2) As I have noted previously, Harta will come under pressure once there are significant competitors in the market. It is a natural thing. You want to defend your territory by offering something cheaper. The competitors would do the same. They may deny it but it will happen. I will be very surprised if it hasn;t happened yet. We will see this in the next financial reports.
Alex :
ReplyDeleteOf course the raw material cost is a major concern. But it is rather difficult to interpolate the margin squeeze of about 5.5 % for the case for Hartalega. Hartalega is quite unique and should not be viewed as a normal glove maker. Because of its production efficiency ( it's state of the art machine ), and superb R&D team, Hartalega is able to maintain it net margin.
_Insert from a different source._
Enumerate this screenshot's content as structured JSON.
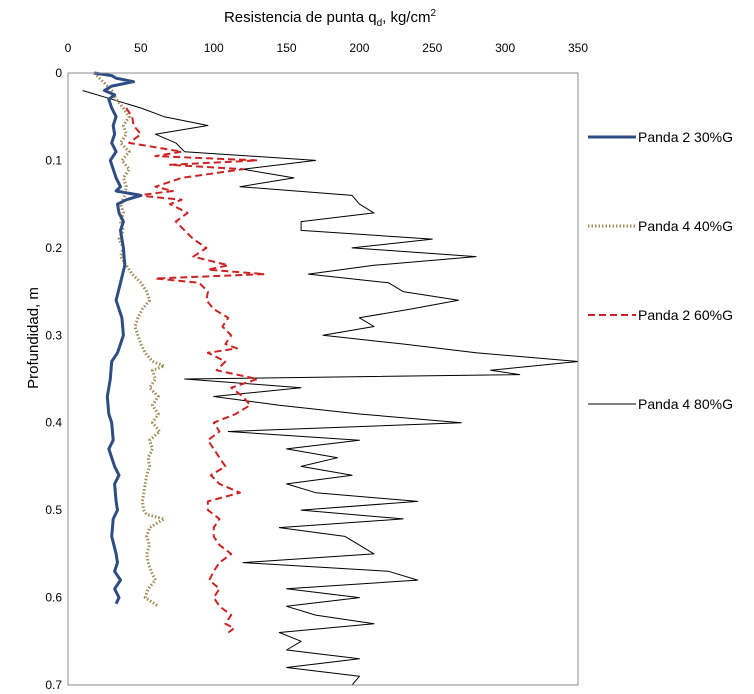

If we look at the note ( by Supermax ~ the link provided by you ), the nitrile rubber has increased from Q32010 (RM1436) to Q22011 (RM1896), an increase of 32%. But at the same period of time, Haratalega was able to maintain it's net margin well which post record profit quarter after quarter. I do agree with you, with the current competition, it is not a good thing for the glove makers. The thing is Hartalega has huge advantage in comparison to its' peers. You are right let see what kind of it's Q3 result it will post and we should have a clearer picture moving forward.